Highgate – ‘Survival’ Album Review

HighgateSurvival

If you like your songs short and snappy look away now, this release is most assuredly not for you. Indeed, with its black and white cover, three song track listing and forty-odd minute run time, the warning to ‘abandon hope, all ye who enter here’ should be stapled to the back of this dark, oppressive release.

If you’re still with us it means you have at least a passing interest in the blackened end of the doom genre, preferring the company of its stygian blackness to any number of effervescent pop-punk tunes. Highgate, this being the case, are the band for you. A three piece outfit, Highgate sound as if they’re playing from the very heart of the lake of fire, their slowed-down percussive assault used to pound out a rhythm that terrifies and disheartens whilst G Brown’s tarnished vocal style is let loose to wreak havoc on the mind-set of the weak-willed and easily distressed.  ‘Survival’ is their work and given its punishing nature you may be led to question whether ‘survival’ is the ultimate goal for anyone listening to this disturbing release.

With three tracks, opening gambit ‘mother abyss’ is the shortest entry with only twelve minutes under its belt. A thick, blackened fog of noise opens the song, unsettling and confusing the listener with a haze of atmospherics before a wall of feedback finally announces the arrival of the band. Imagine if Khanate had been just slightly accessible (in the way that water boarding is a more accessible form of torture than electrocution) and you’ll see where Highgate are coming from with their slowed-down, repetitive riffs given even further gravitas by the scorched-earth vocals. Slow, bruising, blasts on cymbal and kick drum keep the track moving in perpetual slow motion and the guitars and bass are a single, treacle-thick stream of despair slowly wending their way towards you, I is powerfully ominous stuff.

Second track, ‘there will never be … light again”, is performed as if the band wish to douse the light over all humanity simply with the force of their hateful riffs alone. Traumatic and Spite-laden, this is a slowed-down whirlwind of hate,that opens from a throbbing, digital hum into a clean beginning that is all the more ominous for its initial lack of violence. A slow-building nightmare, when the distorted groove does finally arrive it’s almost a relief to discover the band’s distressing plans for you rather than having to wait any longer for them to be revealed. Building on repetition and drone, the effect is much like being caught in an avalanche, and before you realise what has happened you are buried under multiple layers of twisted, mind-melting distortion.

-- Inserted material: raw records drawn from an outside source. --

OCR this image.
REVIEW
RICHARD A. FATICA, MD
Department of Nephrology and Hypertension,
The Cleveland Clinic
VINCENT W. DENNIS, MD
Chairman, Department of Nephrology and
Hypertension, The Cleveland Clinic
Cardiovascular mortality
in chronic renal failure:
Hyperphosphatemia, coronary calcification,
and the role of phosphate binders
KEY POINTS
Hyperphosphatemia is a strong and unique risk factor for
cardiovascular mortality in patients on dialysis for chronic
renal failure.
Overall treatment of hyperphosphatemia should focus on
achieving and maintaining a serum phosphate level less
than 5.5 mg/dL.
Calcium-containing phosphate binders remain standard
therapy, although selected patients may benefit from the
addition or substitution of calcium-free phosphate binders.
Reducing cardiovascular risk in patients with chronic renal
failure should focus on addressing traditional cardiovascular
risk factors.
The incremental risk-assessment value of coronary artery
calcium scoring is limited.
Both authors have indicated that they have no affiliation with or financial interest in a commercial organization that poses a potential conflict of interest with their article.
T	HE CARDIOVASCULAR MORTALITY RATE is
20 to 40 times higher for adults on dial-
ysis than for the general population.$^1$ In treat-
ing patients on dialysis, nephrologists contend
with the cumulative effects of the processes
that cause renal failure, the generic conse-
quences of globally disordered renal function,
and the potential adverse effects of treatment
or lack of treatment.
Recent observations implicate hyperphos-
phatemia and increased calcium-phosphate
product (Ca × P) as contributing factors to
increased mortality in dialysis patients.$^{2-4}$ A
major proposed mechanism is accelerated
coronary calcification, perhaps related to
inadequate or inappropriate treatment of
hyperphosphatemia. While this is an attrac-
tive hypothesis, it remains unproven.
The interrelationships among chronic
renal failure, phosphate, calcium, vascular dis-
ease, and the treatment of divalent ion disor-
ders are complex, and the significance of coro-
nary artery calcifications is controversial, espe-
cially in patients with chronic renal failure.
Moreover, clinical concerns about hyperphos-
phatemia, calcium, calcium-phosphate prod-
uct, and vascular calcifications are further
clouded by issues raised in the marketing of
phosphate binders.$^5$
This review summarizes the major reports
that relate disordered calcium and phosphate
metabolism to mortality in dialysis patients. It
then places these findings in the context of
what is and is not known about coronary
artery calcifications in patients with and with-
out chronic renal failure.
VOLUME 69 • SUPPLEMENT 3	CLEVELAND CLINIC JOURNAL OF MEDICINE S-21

The final track, ‘Nachwirkungen/survival’, at twenty minutes, is not only the longest track, but it is almost the most primal and distressing. Sludge laden riffs are only part of the story here, the hellish vocals add depth and a palpable sense of terror to the band’s sound whilst the riffs cycle and recycle menacingly. With the lights off and all other foolish things put away it’s a mesmerising experience that relies as much upon the listener’s ability to fill in spaces between lengthy drones as it does upon the band’s own ability to pour scalding, lava-like riffs over the churning percussion… And yet…

And yet, as the track progresses, so shades of light appear from behind the clouds. As the track speeds up so the riffs veer into the sun dappled territory of post rock via Isis and Jesu, before everything fades to monochrome, the only sounds left the squealing, endless noise of industry as oil-encrusted cogs grind together in the distance and the clouds close in once more.

To the uninitiated, the music of Highgate is likely to be as palatable as spending a relaxing evening in the torture chair of Dr Satan, but for those who enjoy being trapped in the path of the glacial riffs of acts such as Khanate, Sunn 0))) and Boris, then Highgate will prove to be an intoxicating musical feast. This is savage, primal, relentless music, as cold as a blizzard and as potentially deadly, and it is well worth tracking down a copy if your tastes run to the extreme.